Google's App store for the Android mobile operating system is called the Android Market; for nearly a year, it's looked like a beta build. All of the critical elements are in place, but generally with a lack of presentability and polish. It uses a white-on-black color scheme (not good for reflective mobile phone screens); its application profiles lack screenshots, and it features user reviews a little too prominently to be beneficial to sales; the featured apps are little more than the application's logo on the top of the first page; and overall, its navigability is mediocre.
Developers who have recently made their sales figures public blame the Market's unfinished appearance on the overall sluggishness of sales when compared to the multi-million selling iTunes App Store.

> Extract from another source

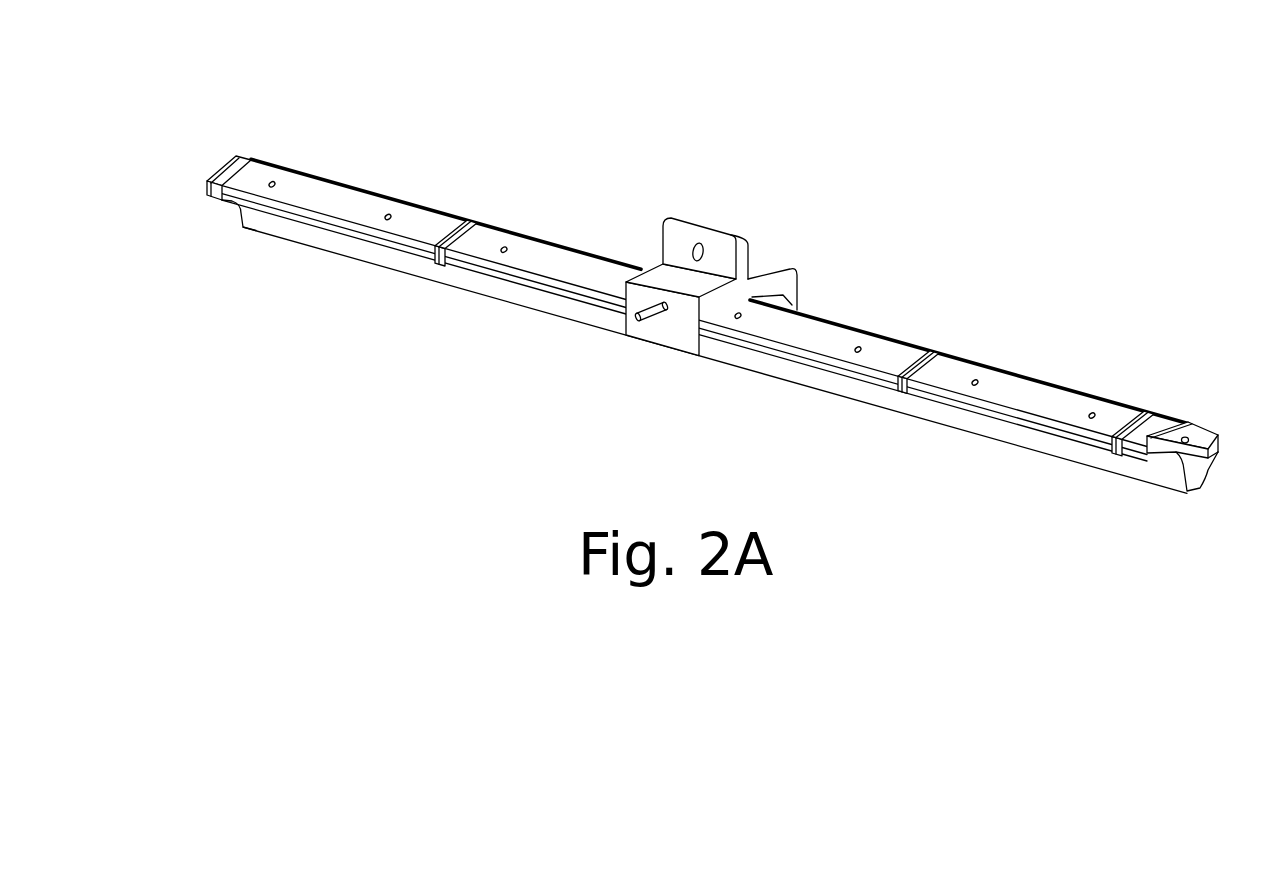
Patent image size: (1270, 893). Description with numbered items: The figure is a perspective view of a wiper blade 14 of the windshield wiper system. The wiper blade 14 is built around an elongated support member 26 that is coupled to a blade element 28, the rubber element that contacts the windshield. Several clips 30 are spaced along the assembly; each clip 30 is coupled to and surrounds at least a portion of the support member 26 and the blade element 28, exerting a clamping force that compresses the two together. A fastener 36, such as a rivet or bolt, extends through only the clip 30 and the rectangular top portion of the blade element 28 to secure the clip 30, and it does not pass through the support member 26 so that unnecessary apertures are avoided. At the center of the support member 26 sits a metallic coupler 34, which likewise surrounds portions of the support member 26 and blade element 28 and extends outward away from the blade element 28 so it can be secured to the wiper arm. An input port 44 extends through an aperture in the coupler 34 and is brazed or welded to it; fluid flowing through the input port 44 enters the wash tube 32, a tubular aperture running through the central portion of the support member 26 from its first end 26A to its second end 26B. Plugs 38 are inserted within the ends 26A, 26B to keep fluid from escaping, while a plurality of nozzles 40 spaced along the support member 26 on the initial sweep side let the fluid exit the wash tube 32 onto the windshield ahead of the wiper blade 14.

While I maintain that the two mobile app markets should not be compared (if only for the fact that the iTunes app store evolved out of the six-year old iTunes MP3 shop ecosystem, and all of its progenies have been designed to be mobile app stores from the ground up), Android Market definitely needed to be re-thought.
Yesterday, Google Mobile Platform Program Manager Eric Chu posted a video in the Android Developer's official blog which showed that the Market has been redesigned, and most of the design shortcomings appear to be fixed.
The new features include an easier-to-read black, white, and "Android Green" color scheme, the ability for developers to post app screenshots in the description of their products, and a redesigned classification system which lets the user browse apps in a method more like the iTunes App Store.
Currently, when a user clicks on the Android Market, he is taken to a list where he must choose to start browsing Applications, Games, Search, or "My Downloads." The only apps present are the featured ones that cross the top of the screen in a scrollable marquee. In the new Market, the first page keeps the marquee, but has replaced the list of browsing options with the day's featured apps. The filters for Applications, Games, and My downloads has moved to the top of the screen. It's a much more app-centric use of screen real estate. The apps or games can then be filtered by the top paid and top free in their category; currently, it can only be sorted by the most popular of all time and the most recently added. For repeat users of the Android Market (read: every user) the most popular tag is wholly useless because the same apps have been listed there since the Market opened.
With a more appealing design, more ways to show off apps to users, and improved filtering, the new Market gives developers better tools to sell their wares.
The new Android Market will be packaged with Android 1.6 (a.k.a., "Donut"), which currently has no clear date of availability. Though there have been rumors that Donut will not be supported on the currently available Android devices (G1, myTouch3G), curious users can still experience some of the features that will come with the update. The Cyanogen mod on rooted G1s, for example, is built on the Cupcake 1.5r3 build, but includes parts of the Donut tree that are currently available, such as the homescreen settings widget, the "app fuel gauge" and the power widget, and support for PPTP/L2TP VPNs and WPA Enterprise support.
As cyanogen himself said on Twitter yesterday, "Remember.. 1.6 is a minor upgrade. Some really good stuff, but this isn't going to steal your wife or wash your car. Eclair maybe :)"
For users it may be a minor upgrade, but with the improvements to the Market, this will be an absolutely major release for the Android ecosystem.